# [Youtube] Sperrung von Musik



## Erz1 (26. Februar 2010)

Ja, also wie bestimmt viele schon lange mitbekommen haben, werden ja Tag täglich Videos auf Youtube gesperrt, da dort ja Musik vorkommt, die ja rechtlich geschützt ist.
Ich will mit dem Thread einfach mal ein paar Meinungen darüber hören, da das doch ein recht schweres Thema ist.
Ich persönlich finde es ja schade, voralledem bin ich ja noch einer der wenigen Jugendlichen, die sich CD's kaufen (soviele gibt es nun echt nicht mehr) und ich habe mir immer bevor ich irgendwelche CD's kaufe, die immer angehört auf Youtube, um einfach nicht nen Fehlgriff zu nehmen und am Ende mal eben 15€ für was mittelmäßges auszugeben.

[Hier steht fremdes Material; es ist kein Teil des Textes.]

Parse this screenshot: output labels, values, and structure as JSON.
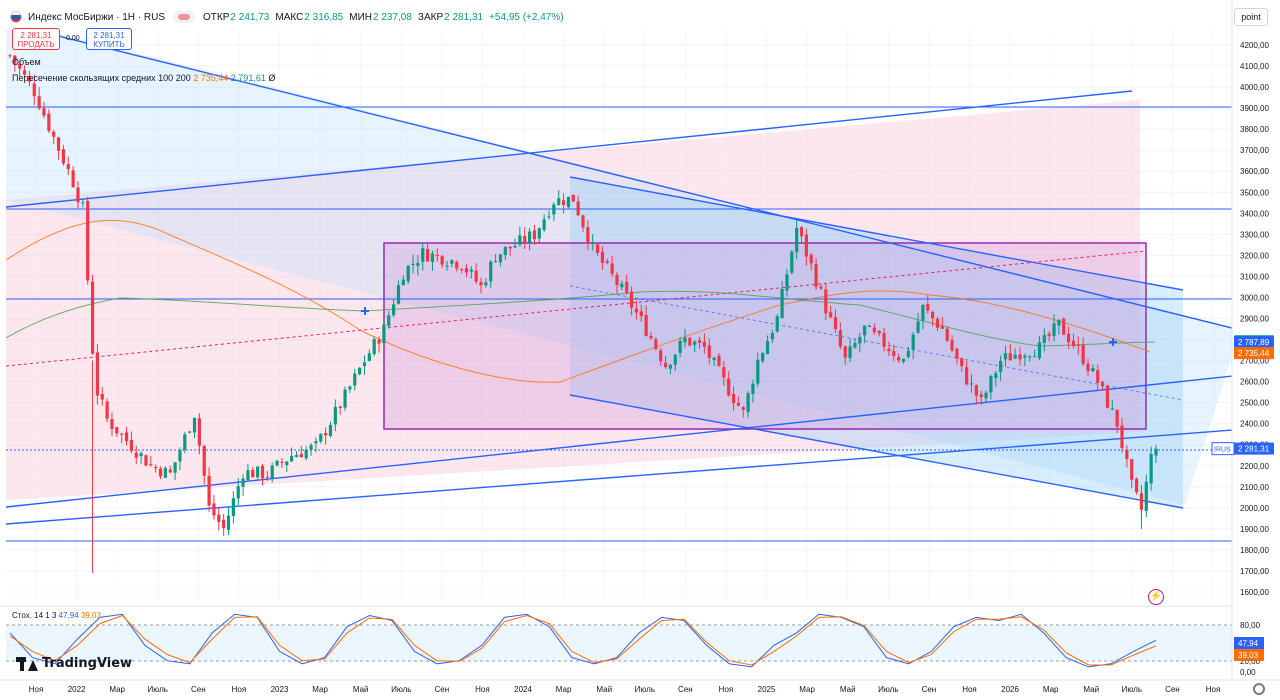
{
  "header": {
    "title": "Индекс МосБиржи · 1Н · RUS",
    "open_label": "ОТКР",
    "open": "2 241,73",
    "high_label": "МАКС",
    "high": "2 316,85",
    "low_label": "МИН",
    "low": "2 237,08",
    "close_label": "ЗАКР",
    "close": "2 281,31",
    "change": "+54,95 (+2,47%)"
  },
  "trade": {
    "sell_price": "2 281,31",
    "sell_label": "ПРОДАТЬ",
    "buy_price": "2 281,31",
    "buy_label": "КУПИТЬ",
    "spread": "0,00"
  },
  "legend": {
    "volume": "Объем",
    "ma_cross_label": "Пересечение скользящих средних 100 200",
    "ma100": "2 735,44",
    "ma200": "2 791,61",
    "ma_extra": "Ø"
  },
  "unit_button": "point",
  "logo": "TradingView",
  "stoch": {
    "label": "Стох. 14 1 3",
    "k": "47,94",
    "d": "39,03"
  },
  "colors": {
    "up": "#089981",
    "down": "#f23645",
    "ma100": "#ff6d00",
    "ma200": "#43a047",
    "line": "#2962ff",
    "rect_border": "#9c27b0",
    "stoch_k": "#2962ff",
    "stoch_d": "#ff6d00"
  },
  "chart_data": [
    {
      "type": "candlestick",
      "title": "Индекс МосБиржи · 1Н · RUS",
      "xlabel": "",
      "ylabel": "",
      "ylim": [
        1540,
        4300
      ],
      "grid": true,
      "price_ticks": [
        "4200,00",
        "4100,00",
        "4000,00",
        "3900,00",
        "3800,00",
        "3700,00",
        "3600,00",
        "3500,00",
        "3400,00",
        "3300,00",
        "3200,00",
        "3100,00",
        "3000,00",
        "2900,00",
        "2800,00",
        "2700,00",
        "2600,00",
        "2500,00",
        "2400,00",
        "2300,00",
        "2200,00",
        "2100,00",
        "2000,00",
        "1900,00",
        "1800,00",
        "1700,00",
        "1600,00"
      ],
      "time_ticks": [
        "Ноя",
        "2022",
        "Мар",
        "Июль",
        "Сен",
        "Ноя",
        "2023",
        "Мар",
        "Май",
        "Июль",
        "Сен",
        "Ноя",
        "2024",
        "Мар",
        "Май",
        "Июль",
        "Сен",
        "Ноя",
        "2025",
        "Мар",
        "Май",
        "Июль",
        "Сен",
        "Ноя",
        "2026",
        "Мар",
        "Май",
        "Июль",
        "Сен",
        "Ноя"
      ],
      "price_series": [
        {
          "t": 0,
          "c": 4150
        },
        {
          "t": 5,
          "c": 3980
        },
        {
          "t": 9,
          "c": 3760
        },
        {
          "t": 13,
          "c": 3550
        },
        {
          "t": 15,
          "c": 3420
        },
        {
          "t": 17,
          "c": 2750
        },
        {
          "t": 18,
          "c": 2550
        },
        {
          "t": 20,
          "c": 2420
        },
        {
          "t": 24,
          "c": 2320
        },
        {
          "t": 29,
          "c": 2200
        },
        {
          "t": 33,
          "c": 2160
        },
        {
          "t": 38,
          "c": 2450
        },
        {
          "t": 41,
          "c": 2000
        },
        {
          "t": 44,
          "c": 1900
        },
        {
          "t": 48,
          "c": 2170
        },
        {
          "t": 53,
          "c": 2160
        },
        {
          "t": 58,
          "c": 2250
        },
        {
          "t": 63,
          "c": 2290
        },
        {
          "t": 69,
          "c": 2530
        },
        {
          "t": 73,
          "c": 2700
        },
        {
          "t": 77,
          "c": 2850
        },
        {
          "t": 81,
          "c": 3120
        },
        {
          "t": 85,
          "c": 3210
        },
        {
          "t": 89,
          "c": 3190
        },
        {
          "t": 93,
          "c": 3160
        },
        {
          "t": 97,
          "c": 3050
        },
        {
          "t": 100,
          "c": 3200
        },
        {
          "t": 104,
          "c": 3250
        },
        {
          "t": 108,
          "c": 3300
        },
        {
          "t": 112,
          "c": 3460
        },
        {
          "t": 116,
          "c": 3470
        },
        {
          "t": 120,
          "c": 3230
        },
        {
          "t": 124,
          "c": 3100
        },
        {
          "t": 127,
          "c": 3000
        },
        {
          "t": 131,
          "c": 2850
        },
        {
          "t": 135,
          "c": 2680
        },
        {
          "t": 139,
          "c": 2800
        },
        {
          "t": 143,
          "c": 2760
        },
        {
          "t": 147,
          "c": 2600
        },
        {
          "t": 151,
          "c": 2450
        },
        {
          "t": 154,
          "c": 2700
        },
        {
          "t": 158,
          "c": 2900
        },
        {
          "t": 162,
          "c": 3330
        },
        {
          "t": 165,
          "c": 3150
        },
        {
          "t": 168,
          "c": 2950
        },
        {
          "t": 172,
          "c": 2700
        },
        {
          "t": 176,
          "c": 2850
        },
        {
          "t": 180,
          "c": 2780
        },
        {
          "t": 184,
          "c": 2700
        },
        {
          "t": 188,
          "c": 2950
        },
        {
          "t": 192,
          "c": 2850
        },
        {
          "t": 196,
          "c": 2650
        },
        {
          "t": 200,
          "c": 2500
        },
        {
          "t": 204,
          "c": 2700
        },
        {
          "t": 208,
          "c": 2740
        },
        {
          "t": 212,
          "c": 2760
        },
        {
          "t": 216,
          "c": 2870
        },
        {
          "t": 220,
          "c": 2750
        },
        {
          "t": 224,
          "c": 2600
        },
        {
          "t": 228,
          "c": 2400
        },
        {
          "t": 231,
          "c": 2100
        },
        {
          "t": 233,
          "c": 1990
        },
        {
          "t": 235,
          "c": 2240
        },
        {
          "t": 236,
          "c": 2281.31
        }
      ],
      "moving_averages": [
        {
          "name": "100",
          "color": "#ff6d00",
          "last": 2735.44
        },
        {
          "name": "200",
          "color": "#43a047",
          "last": 2791.61
        }
      ],
      "price_labels": [
        {
          "value": 2791.61,
          "text": "2 791,61",
          "color": "#089981"
        },
        {
          "value": 2787.89,
          "text": "2 787,89",
          "color": "#2962ff"
        },
        {
          "value": 2735.44,
          "text": "2 735,44",
          "color": "#ff6d00"
        },
        {
          "value": 2281.31,
          "text": "2 281,31",
          "symbol": "IRUS",
          "color": "#2962ff"
        }
      ],
      "horizontal_levels": [
        3890,
        3420,
        2990,
        2280,
        1850
      ]
    },
    {
      "type": "line",
      "title": "Стох. 14 1 3",
      "ylim": [
        0,
        100
      ],
      "levels": [
        80,
        20
      ],
      "price_ticks": [
        "80,00",
        "20,00",
        "0,00"
      ],
      "series": [
        {
          "name": "%K",
          "last": 47.94,
          "values": [
            60,
            20,
            10,
            50,
            85,
            90,
            40,
            15,
            10,
            60,
            90,
            85,
            30,
            10,
            20,
            70,
            88,
            80,
            30,
            10,
            15,
            40,
            85,
            90,
            70,
            20,
            10,
            20,
            60,
            85,
            80,
            40,
            10,
            5,
            40,
            60,
            90,
            85,
            70,
            20,
            10,
            30,
            70,
            85,
            80,
            90,
            60,
            20,
            5,
            10,
            30,
            47.94
          ]
        },
        {
          "name": "%D",
          "last": 39.03,
          "values": [
            55,
            30,
            15,
            40,
            75,
            88,
            50,
            25,
            12,
            50,
            85,
            86,
            40,
            15,
            18,
            60,
            84,
            82,
            40,
            15,
            14,
            35,
            78,
            88,
            75,
            30,
            12,
            18,
            50,
            80,
            82,
            45,
            15,
            8,
            30,
            55,
            85,
            86,
            72,
            30,
            12,
            25,
            62,
            82,
            82,
            86,
            65,
            28,
            8,
            8,
            24,
            39.03
          ]
        }
      ]
    }
  ]
}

So ist es zum Beispiel, dass sogut wie alle Lieder von den Toten Hosen (als Beispiel, Liveaufnahmen nicht mit inbegriffen) gesperrt sind. Oder auch ganze Titel werden verfälscht (gute Beispiele gibt es von Simple Plan und Sum 41) damit diese nicht einfach wieder gelöscht werden.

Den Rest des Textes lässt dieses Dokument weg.